Más allá del rendimiento, la ejecución de la experiencia Xbox en estos primeros días se siente irregular y llena de inconvenientes. Cambiar entre modos requiere varios botones, y la fluidez que se esperaría de una interfaz consola no está del todo presente. Comparado con alternativas basadas en SteamOS, el ROG Xbox Ally X se queda corto en términos de experiencia de usuario cohesiva. Aunque la visión de simplificar Windows para gaming es loable, la implementación actual no justifica completamente la inversión, especialmente considerando su precio de lanzamiento.
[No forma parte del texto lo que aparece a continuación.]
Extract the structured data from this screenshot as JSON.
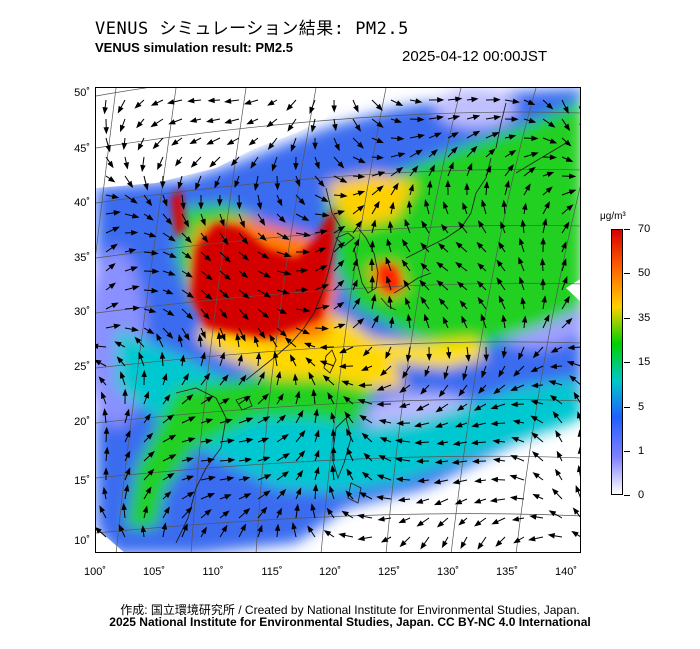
{
  "title_jp": "VENUS シミュレーション結果: PM2.5",
  "title_en": "VENUS simulation result: PM2.5",
  "timestamp": "2025-04-12 00:00JST",
  "map": {
    "lat_labels": [
      "50˚",
      "45˚",
      "40˚",
      "35˚",
      "30˚",
      "25˚",
      "20˚",
      "15˚",
      "10˚"
    ],
    "lon_labels": [
      "100˚",
      "105˚",
      "110˚",
      "115˚",
      "120˚",
      "125˚",
      "130˚",
      "135˚",
      "140˚"
    ]
  },
  "colorbar": {
    "unit": "μg/m³",
    "labels": [
      "70",
      "50",
      "35",
      "15",
      "5",
      "1",
      "0"
    ],
    "colors": [
      "#d80000",
      "#ff6000",
      "#ffd000",
      "#00d000",
      "#00c8c8",
      "#2060ff",
      "#8080ff",
      "#ffffff"
    ]
  },
  "credits": {
    "line1": "作成: 国立環境研究所 / Created by National Institute for Environmental Studies, Japan.",
    "line2": "2025 National Institute for Environmental Studies, Japan. CC BY-NC 4.0 International"
  }
}
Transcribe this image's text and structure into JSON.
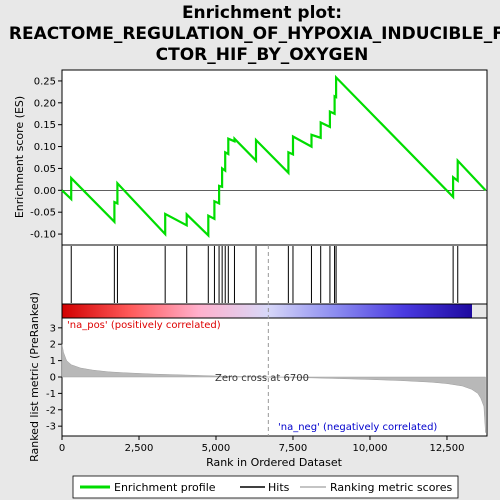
{
  "chart_data": {
    "type": "line",
    "title_lines": [
      "Enrichment plot:",
      "REACTOME_REGULATION_OF_HYPOXIA_INDUCIBLE_FA",
      "CTOR_HIF_BY_OXYGEN"
    ],
    "ylabel_top": "Enrichment score (ES)",
    "ylabel_bottom": "Ranked list metric (PreRanked)",
    "xlabel": "Rank in Ordered Dataset",
    "x_range": [
      0,
      13800
    ],
    "x_ticks": [
      0,
      2500,
      5000,
      7500,
      10000,
      12500
    ],
    "x_tick_labels": [
      "0",
      "2,500",
      "5,000",
      "7,500",
      "10,000",
      "12,500"
    ],
    "es_ylim": [
      -0.125,
      0.275
    ],
    "es_ticks": [
      -0.1,
      -0.05,
      0.0,
      0.05,
      0.1,
      0.15,
      0.2,
      0.25
    ],
    "es_tick_labels": [
      "-0.10",
      "-0.05",
      "0.00",
      "0.05",
      "0.10",
      "0.15",
      "0.20",
      "0.25"
    ],
    "metric_ylim": [
      -3.6,
      3.6
    ],
    "metric_ticks": [
      -3,
      -2,
      -1,
      0,
      1,
      2,
      3
    ],
    "metric_tick_labels": [
      "-3",
      "-2",
      "-1",
      "0",
      "1",
      "2",
      "3"
    ],
    "hits": [
      300,
      1700,
      1800,
      3350,
      4050,
      4750,
      4950,
      5100,
      5200,
      5300,
      5400,
      5600,
      6300,
      7350,
      7500,
      8100,
      8400,
      8700,
      8850,
      8900,
      12700,
      12850
    ],
    "es_profile": {
      "x": [
        0,
        300,
        300,
        1700,
        1700,
        1800,
        1800,
        3350,
        3350,
        4050,
        4050,
        4750,
        4750,
        4950,
        4950,
        5100,
        5100,
        5200,
        5200,
        5300,
        5300,
        5400,
        5400,
        5600,
        5600,
        6300,
        6300,
        7350,
        7350,
        7500,
        7500,
        8100,
        8100,
        8400,
        8400,
        8700,
        8700,
        8850,
        8850,
        8900,
        8900,
        12700,
        12700,
        12850,
        12850,
        13750
      ],
      "y": [
        0.0,
        -0.02,
        0.028,
        -0.072,
        -0.027,
        -0.03,
        0.016,
        -0.1,
        -0.054,
        -0.08,
        -0.055,
        -0.103,
        -0.058,
        -0.065,
        -0.025,
        -0.03,
        0.01,
        0.008,
        0.05,
        0.045,
        0.087,
        0.083,
        0.118,
        0.112,
        0.118,
        0.068,
        0.115,
        0.04,
        0.087,
        0.082,
        0.123,
        0.1,
        0.127,
        0.12,
        0.155,
        0.145,
        0.18,
        0.175,
        0.215,
        0.213,
        0.258,
        -0.015,
        0.03,
        0.022,
        0.068,
        0.0
      ]
    },
    "metric_curve": {
      "x": [
        0,
        50,
        150,
        300,
        600,
        1000,
        1500,
        2000,
        3000,
        4000,
        5000,
        6000,
        6700,
        8000,
        9000,
        10000,
        11000,
        12000,
        12500,
        13000,
        13300,
        13500,
        13600,
        13700,
        13750
      ],
      "y": [
        2.0,
        1.5,
        1.0,
        0.75,
        0.55,
        0.42,
        0.32,
        0.26,
        0.18,
        0.12,
        0.06,
        0.02,
        0.0,
        -0.05,
        -0.1,
        -0.15,
        -0.22,
        -0.32,
        -0.4,
        -0.55,
        -0.75,
        -1.0,
        -1.3,
        -1.8,
        -3.4
      ]
    },
    "colorbar_stops": [
      "#d10000",
      "#ff5a5a",
      "#ffb0cc",
      "#d8d8f8",
      "#8c8cf0",
      "#4a3ae0",
      "#1e0aa0"
    ],
    "annotations": {
      "pos": "'na_pos' (positively correlated)",
      "neg": "'na_neg' (negatively correlated)",
      "zero": "Zero cross at 6700"
    },
    "zero_cross": 6700,
    "legend": [
      "Enrichment profile",
      "Hits",
      "Ranking metric scores"
    ],
    "colors": {
      "profile": "#00dd00",
      "hits": "#000000",
      "metric": "#b0b0b0",
      "pos_text": "#dd0000",
      "neg_text": "#0000cc"
    }
  }
}
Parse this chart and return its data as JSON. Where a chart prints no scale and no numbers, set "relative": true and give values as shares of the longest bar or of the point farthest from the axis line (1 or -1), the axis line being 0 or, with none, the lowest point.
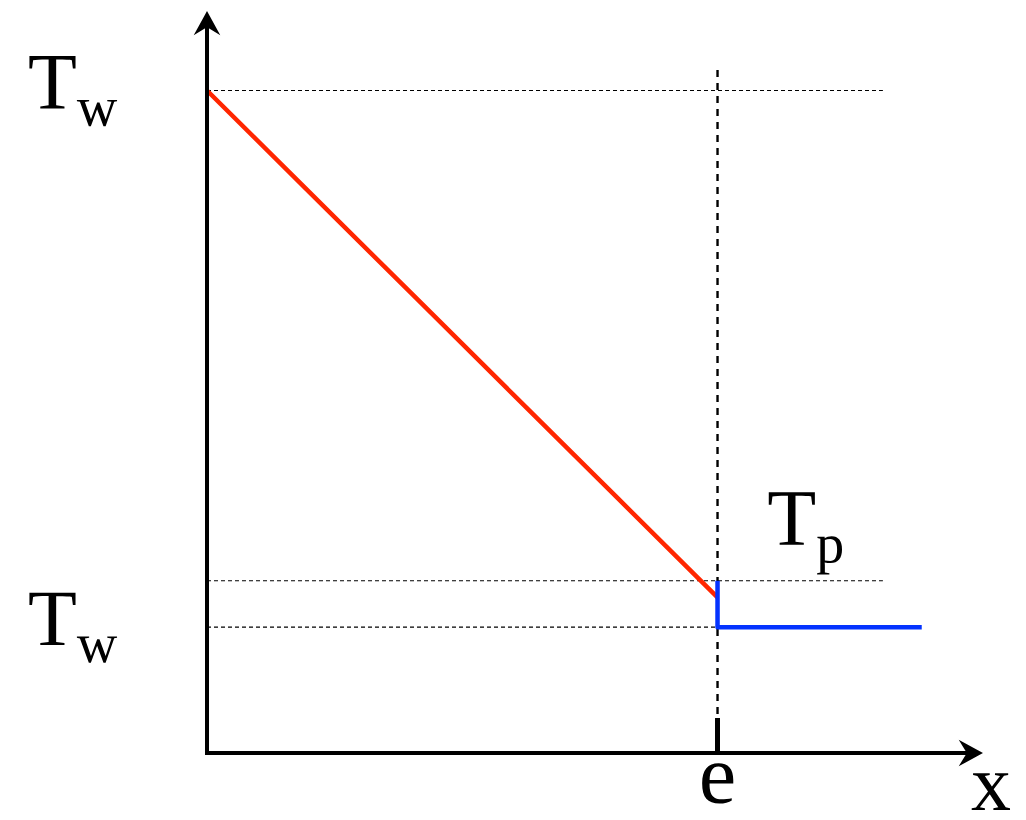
{
  "chart_data": {
    "type": "line",
    "relative": true,
    "xlabel": "x",
    "categories": [
      null,
      null,
      null,
      null,
      null,
      null,
      null,
      null
    ],
    "series": [
      {
        "color": "#ff2600",
        "values": [
          1,
          0.847,
          0.694,
          0.541,
          0.388,
          0.235,
          null,
          null
        ]
      },
      {
        "type": "step",
        "color": "#0433ff",
        "values": [
          null,
          null,
          null,
          null,
          null,
          0.26,
          0.19,
          0.19
        ]
      }
    ],
    "ref_lines": [
      {
        "axis": "y",
        "value": 1,
        "label": "T$_{w}$",
        "line_style": "dashed"
      },
      {
        "axis": "y",
        "value": 0.26,
        "label": "T$_{p}$",
        "line_style": "dashed"
      },
      {
        "axis": "y",
        "value": 0.19,
        "label": "T$_{w}$",
        "line_style": "dashed"
      }
    ],
    "annotations": [
      "e"
    ]
  }
}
En conclusión, el ROG Xbox Ally X representa un paso interesante para Microsoft en el mercado de handhelds, pero uno que aún necesita refinamiento. Su enfoque híbrido entre PC y consola es audaz, pero la ejecución no alcanza a cumplir con las expectativas generadas por su marca. Para los jugadores que buscan una experiencia portátil optimizada, puede que sea mejor esperar a futuras iteraciones o considerar otras opciones más consolidadas en el mercado.